- Directed by: Bruce Li
- Written by: Bruce Li
- Starring: Bruce Li Yun-wen Chang Ting Chao Tao Chiang Dan Inosanto
- Release date: 1981;
- Country: Hong Kong

= The Chinese Stuntman =

1981 Hong Kong film by Bruce Li

The Chinese Stuntman (also known as Counter Attack or The Chieh Boxing Master) is a 1981 Hong Kong martial arts action film starring Bruce Li as a stunt double for kung fu films who unravels the corruption of the Hong Kong film industry. The film is considered to be part of the wave of films released in the aftermath of Bruce Lee's death, labeled Bruceploitation, as well as a postmodernist film.

==Plot==
An insurance clerk is hired as a stunt double. He soon becomes a movie star, but finds that the corruption of Hong Kong's film industry runs deeper the higher his stardom rises.

==Cast==
- Bruce Li
- Dan Inosanto

==Style==
Den of Geek writer Craig Lines has interpreted The Chinese Stuntman as a postmodernist film, noting the numerous references to Bruce Lee films, and the use of a film-within-a-film narrative.

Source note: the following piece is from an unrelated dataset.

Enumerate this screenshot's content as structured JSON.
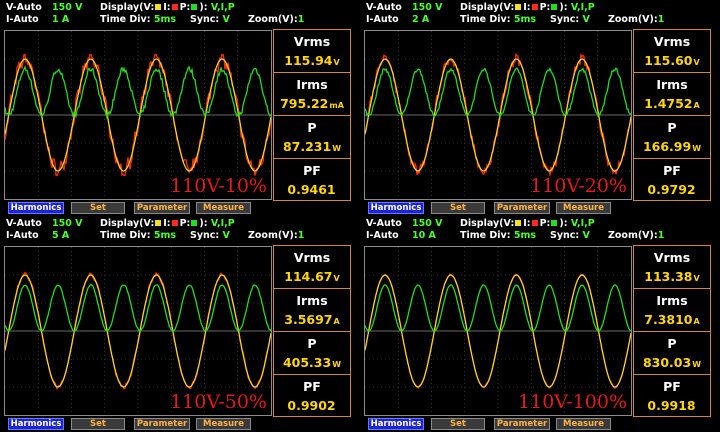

He also said that the film presents the idea that "Lee fades into the background" as Bruce Li "reaches the foreground" as an actor and director.

==Reception==

Den of Geek writer Craig Lines said that "The Chinese Stuntman is, without any competition, Li's masterpiece. It's got a strong plot with actual twists and characters you care about. [...] It's witty, perceptive and cleverly executed."